EKBIS.CO, JAKARTA--Aturan layanan keuangan tanpa kantor (branchless Banking) yang diterbitkan Otoritas Jasa Keuangan (OJK) akhir November lalu dinilai bisa jadi peluang dan tantangan sekaligus bagi bank-bank syariah.
Akademisi dan peneliti ekonomi syariah STEI SEBI, Azis Budi Setiawan melihat sudah banyak bank syariah yang sudah siap melakukan ekspansi dan penetrasi luas dengan murah dan cepat. Namun di sisi lain, kompetisi dengan bank konvensional akan semakin ketat.
''Bank konvensional akan melakukan hal yang sama dengan lebih cepat karena memiliki modal dan infrastruktur yang lebih baik. Sehingga kompetisi perebutan pasarnya juga semakin ketat,'' tutur Azis, Senin (1/12).

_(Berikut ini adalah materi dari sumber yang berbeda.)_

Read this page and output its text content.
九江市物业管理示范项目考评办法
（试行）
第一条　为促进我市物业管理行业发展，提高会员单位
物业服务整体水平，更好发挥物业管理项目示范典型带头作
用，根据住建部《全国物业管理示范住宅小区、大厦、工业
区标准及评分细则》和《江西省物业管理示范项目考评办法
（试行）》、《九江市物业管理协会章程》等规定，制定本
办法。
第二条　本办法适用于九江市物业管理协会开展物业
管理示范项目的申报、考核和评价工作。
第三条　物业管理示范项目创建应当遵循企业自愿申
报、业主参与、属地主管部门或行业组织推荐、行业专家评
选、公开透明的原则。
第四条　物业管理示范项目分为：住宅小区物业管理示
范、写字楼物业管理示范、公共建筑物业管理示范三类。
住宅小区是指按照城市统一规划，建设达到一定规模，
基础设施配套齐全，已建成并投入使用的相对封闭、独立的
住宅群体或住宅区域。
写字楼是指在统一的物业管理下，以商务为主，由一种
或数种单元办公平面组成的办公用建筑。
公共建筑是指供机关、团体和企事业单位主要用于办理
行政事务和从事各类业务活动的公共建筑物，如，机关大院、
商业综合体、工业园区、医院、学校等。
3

Bagi bank syariah yang sebagian besar masih BUKU I dan II, aturan ini jadi tantangan. Tapi bagaimanapun, bank syariah harus melihat peluang ini sebagai sarana memperluas dan memperbesar pangsa pasar serta erta memberikan layanan sesuai syariah ke masyarakat lebih luas.

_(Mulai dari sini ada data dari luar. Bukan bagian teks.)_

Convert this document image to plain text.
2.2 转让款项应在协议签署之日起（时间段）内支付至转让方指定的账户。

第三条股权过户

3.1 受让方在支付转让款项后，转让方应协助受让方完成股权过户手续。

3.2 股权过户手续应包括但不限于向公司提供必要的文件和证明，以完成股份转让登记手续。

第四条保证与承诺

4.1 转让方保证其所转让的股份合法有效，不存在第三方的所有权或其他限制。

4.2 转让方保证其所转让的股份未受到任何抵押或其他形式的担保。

Dalam aturan ini, OJK mensyaratkan bank yang akan membeli layanan keuangan tanpa kantor harus memiliki peringkat profil risiko yang baik, teknologi perbankan yang memadai, terutama mobile banking dan harus memiliki jaringan cabang di Indonesia Timur
Jenis layanan keuangan tanpa kantor yang disediakan adalah tabungan dengan karakteristik basic saving account (BSA) dan penyaluran pembiayaan kepada nasabah mikro dengan jangka waktu paling lama setahun dan maksimum plafon pembiayaan Rp 20 juta.
Kebijakan ini sangat positif untuk meningkatkan akses masyarakat terhadap perbankan dan keuangan. Sebab selama ini akses masyarakat masih sekitar 30 persen.
''Selain jasa simpanan dan pembiayaan mikro dari perbankan, aturan ini akan membuka peluang besar juga basi asuransi mikro,'' ungkap Azis.
Sebab masyarakat dimungkinkan mendapat layanan keuangan lebih beragam melalui kerjasama antara lembaga jasa keuangan termasuk perusahaan asuransi atau perusahaan penerbit uang elektronik (e-money).